I've always loved autumn best. Sure, spring is the most welcome season, eagerly awaited after a gray, lingering winter. Summer? Everybody loves summer because it brings out the fun in all of us; It transforms us into kids bursting with joyful optimism, where anything is possible. It's no mystery to me why our forefathers had the unmitigated courage to declare independence from our overlord in England in summer. It's no surprise that a guy first walked on the moon in that shoot-for-the-sky season.
But to me autumn is special above all. Its noticeably shortening daylight signals the coming end of frivolity and encourages contemplation of more serious tasks ahead. Like sealing a house snugly against the coming winter cold. And cutting back the perennials in the garden hoping they will return in a few months, if we are lucky. Most of all though, autumn is filled with bittersweet emotion. It's one last exuberant splash of warmth and color to hold onto in our memory until winter finally relaxes its icy grip.

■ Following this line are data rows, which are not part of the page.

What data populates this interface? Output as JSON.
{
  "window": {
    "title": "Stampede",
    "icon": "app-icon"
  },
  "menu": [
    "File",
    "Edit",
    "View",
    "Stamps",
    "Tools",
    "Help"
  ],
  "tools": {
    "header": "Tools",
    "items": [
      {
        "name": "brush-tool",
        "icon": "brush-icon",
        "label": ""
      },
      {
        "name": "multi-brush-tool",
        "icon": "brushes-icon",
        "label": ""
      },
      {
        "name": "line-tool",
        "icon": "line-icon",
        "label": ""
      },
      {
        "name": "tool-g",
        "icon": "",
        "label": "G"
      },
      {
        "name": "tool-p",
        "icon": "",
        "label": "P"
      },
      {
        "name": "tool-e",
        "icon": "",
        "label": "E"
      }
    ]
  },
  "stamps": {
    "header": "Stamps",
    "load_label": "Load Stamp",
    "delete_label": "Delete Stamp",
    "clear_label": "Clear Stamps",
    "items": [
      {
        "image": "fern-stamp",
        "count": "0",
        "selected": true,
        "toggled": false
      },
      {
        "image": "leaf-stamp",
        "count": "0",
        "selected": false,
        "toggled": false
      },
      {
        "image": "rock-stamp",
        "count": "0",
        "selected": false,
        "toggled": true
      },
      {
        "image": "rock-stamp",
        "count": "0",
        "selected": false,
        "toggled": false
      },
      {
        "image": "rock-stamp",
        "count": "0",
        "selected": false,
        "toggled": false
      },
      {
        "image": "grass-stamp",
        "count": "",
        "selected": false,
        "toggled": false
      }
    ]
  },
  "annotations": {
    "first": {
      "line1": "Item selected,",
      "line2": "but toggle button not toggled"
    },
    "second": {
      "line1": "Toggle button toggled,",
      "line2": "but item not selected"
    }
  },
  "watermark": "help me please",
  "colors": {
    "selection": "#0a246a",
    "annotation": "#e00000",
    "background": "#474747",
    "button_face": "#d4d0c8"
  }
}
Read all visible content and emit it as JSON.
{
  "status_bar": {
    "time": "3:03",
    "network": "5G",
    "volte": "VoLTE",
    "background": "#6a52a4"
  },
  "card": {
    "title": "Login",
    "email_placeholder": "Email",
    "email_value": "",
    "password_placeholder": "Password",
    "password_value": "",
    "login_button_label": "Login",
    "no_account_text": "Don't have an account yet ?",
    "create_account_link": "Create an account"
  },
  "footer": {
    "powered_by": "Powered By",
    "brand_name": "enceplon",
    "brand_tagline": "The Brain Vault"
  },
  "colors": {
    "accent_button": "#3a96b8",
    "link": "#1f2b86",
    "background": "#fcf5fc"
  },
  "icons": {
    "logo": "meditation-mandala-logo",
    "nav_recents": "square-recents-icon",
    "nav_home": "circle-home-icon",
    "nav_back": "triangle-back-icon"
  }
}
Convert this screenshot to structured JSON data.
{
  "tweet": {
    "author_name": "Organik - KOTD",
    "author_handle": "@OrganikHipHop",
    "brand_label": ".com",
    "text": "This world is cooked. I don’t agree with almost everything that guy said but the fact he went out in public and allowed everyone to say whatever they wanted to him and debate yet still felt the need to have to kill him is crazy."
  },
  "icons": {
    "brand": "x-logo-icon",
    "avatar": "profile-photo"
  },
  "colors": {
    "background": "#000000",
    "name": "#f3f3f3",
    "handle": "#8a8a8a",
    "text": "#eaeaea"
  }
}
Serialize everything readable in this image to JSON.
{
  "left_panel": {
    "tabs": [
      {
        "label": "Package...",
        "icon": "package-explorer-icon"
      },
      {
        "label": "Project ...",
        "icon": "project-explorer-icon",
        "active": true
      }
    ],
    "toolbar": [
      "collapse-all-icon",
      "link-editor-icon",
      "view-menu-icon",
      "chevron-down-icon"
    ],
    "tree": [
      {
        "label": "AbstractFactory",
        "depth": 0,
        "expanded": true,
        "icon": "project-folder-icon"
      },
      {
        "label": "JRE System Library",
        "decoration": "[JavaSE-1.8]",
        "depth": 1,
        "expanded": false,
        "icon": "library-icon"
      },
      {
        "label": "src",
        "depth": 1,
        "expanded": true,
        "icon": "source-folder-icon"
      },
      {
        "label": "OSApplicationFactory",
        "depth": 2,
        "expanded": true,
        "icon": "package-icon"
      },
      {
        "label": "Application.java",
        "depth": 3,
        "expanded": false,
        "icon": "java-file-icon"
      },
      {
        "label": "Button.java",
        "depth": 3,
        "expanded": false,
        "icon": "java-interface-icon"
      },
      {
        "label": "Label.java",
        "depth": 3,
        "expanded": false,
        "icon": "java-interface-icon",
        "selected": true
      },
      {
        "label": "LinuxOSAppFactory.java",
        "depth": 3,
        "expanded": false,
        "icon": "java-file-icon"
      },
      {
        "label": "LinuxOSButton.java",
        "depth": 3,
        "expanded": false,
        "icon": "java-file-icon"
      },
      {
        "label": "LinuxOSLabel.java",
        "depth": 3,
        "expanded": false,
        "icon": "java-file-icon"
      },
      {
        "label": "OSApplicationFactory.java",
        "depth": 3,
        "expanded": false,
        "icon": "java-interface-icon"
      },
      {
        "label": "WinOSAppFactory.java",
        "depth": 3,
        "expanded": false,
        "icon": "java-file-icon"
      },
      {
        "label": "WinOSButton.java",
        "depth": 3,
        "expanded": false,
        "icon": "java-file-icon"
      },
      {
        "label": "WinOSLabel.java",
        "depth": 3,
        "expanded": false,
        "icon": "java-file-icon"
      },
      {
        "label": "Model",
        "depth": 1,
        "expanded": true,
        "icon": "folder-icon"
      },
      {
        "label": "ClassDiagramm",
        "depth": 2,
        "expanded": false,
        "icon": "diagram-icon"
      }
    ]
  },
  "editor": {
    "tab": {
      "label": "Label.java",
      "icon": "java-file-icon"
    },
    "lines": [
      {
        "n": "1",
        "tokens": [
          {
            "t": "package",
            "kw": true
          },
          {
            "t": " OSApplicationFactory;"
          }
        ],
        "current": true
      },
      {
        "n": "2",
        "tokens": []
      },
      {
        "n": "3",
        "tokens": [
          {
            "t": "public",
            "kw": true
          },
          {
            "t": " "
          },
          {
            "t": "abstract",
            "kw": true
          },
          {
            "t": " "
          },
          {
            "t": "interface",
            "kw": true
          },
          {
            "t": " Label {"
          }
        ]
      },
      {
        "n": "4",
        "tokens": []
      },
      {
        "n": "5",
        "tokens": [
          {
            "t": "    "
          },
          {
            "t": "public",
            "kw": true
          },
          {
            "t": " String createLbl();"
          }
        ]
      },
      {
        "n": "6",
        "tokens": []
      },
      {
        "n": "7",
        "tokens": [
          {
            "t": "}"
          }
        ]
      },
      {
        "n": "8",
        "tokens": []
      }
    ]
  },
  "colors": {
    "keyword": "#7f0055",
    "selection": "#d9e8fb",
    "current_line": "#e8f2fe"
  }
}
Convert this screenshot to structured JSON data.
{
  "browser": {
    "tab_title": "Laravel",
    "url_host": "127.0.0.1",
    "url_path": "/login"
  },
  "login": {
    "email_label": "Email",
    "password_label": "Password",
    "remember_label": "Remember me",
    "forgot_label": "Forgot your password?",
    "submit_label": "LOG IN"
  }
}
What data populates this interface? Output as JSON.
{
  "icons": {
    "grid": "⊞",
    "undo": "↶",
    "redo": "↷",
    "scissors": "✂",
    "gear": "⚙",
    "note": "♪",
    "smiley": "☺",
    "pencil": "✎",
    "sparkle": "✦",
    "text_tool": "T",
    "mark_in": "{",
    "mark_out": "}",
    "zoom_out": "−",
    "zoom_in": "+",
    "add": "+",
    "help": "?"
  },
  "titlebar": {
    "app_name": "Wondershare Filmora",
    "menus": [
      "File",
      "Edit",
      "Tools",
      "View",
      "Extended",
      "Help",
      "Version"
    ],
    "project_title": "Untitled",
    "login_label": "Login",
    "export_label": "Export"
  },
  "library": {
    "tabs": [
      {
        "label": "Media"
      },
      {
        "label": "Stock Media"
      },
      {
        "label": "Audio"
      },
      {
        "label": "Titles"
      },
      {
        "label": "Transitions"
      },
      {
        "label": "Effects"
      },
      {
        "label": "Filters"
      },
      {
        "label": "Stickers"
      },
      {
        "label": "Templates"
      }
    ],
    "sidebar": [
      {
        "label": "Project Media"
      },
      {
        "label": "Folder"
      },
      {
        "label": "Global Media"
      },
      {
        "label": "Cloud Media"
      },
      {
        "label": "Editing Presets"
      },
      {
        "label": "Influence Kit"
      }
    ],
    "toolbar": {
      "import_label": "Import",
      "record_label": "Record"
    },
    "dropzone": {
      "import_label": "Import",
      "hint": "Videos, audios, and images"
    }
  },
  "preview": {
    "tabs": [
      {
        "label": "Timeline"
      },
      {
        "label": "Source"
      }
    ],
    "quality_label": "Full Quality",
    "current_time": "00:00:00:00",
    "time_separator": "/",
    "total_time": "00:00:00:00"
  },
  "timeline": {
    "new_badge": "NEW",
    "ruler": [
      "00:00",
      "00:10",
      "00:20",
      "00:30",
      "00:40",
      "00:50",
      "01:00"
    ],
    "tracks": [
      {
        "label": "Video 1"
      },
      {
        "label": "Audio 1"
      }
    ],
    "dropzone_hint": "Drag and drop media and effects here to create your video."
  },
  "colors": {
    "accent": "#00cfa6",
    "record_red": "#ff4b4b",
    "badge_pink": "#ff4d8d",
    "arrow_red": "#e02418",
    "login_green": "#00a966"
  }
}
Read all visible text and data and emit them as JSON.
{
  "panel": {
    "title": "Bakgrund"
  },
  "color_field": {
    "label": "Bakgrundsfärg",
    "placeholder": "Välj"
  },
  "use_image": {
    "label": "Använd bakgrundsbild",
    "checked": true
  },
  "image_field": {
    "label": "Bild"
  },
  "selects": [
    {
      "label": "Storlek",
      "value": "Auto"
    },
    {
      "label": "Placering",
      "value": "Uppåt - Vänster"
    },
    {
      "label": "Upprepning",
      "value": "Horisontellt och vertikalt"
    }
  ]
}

Yes, autumn is close to perfect … except for one missing element: The rich, earthy smell of burning leaves.
When I was a kid that was always the final reward for hours spent raking leaves and piling them in a riot of brilliant color. Touching a match to the pile would first send tendrils of smoke into the sky and within minutes there would be a conflagration, giving off waves of heat and throwing ashes and sparks high into the air like miniature fireworks.
That's frowned upon today. Illegal actually. There's the risk that it might set someone's home on fire, although I doubt it has happened very often. But we're told the smoke and those airborne particulates pose an environmental hazard to air breathers like us. I don't know about you but I see a greater environmental threat coming out of the tailpipe of half the diesel buses on the road today. Yet they go on fouling the air with their fumes while the rich, pleasantly pungent odor of burning leaves has been banished from our backyards forever.
Well, not so fast.
This year I've decided to fight back against encroaching limits to our freedom. When the time is right and the leaves are at their most colorful I will conduct a small ceremony, in the backyard of course. Gathering a small amount of leaves I will set them ablaze in a container and then suck in deep breaths of the resulting smoke. I will emulate the pattern of dogs who love to roll around in stuff they really like—the smellier the better—in order to get the odor of it on their coats … and I will try to infuse my clothes and even my hair with the fragrance of that wonderful earthy blue smoke.
Will I influence others to defy the burning leaf ban? You never know. A single spark can start a revolution.
But I will cherish that moment regardless. And I will keep those clothes in a sacred place where I can periodically return again and again to rekindle one of my favorite autumn memories.
If I could bottle it I could probably make a fortune.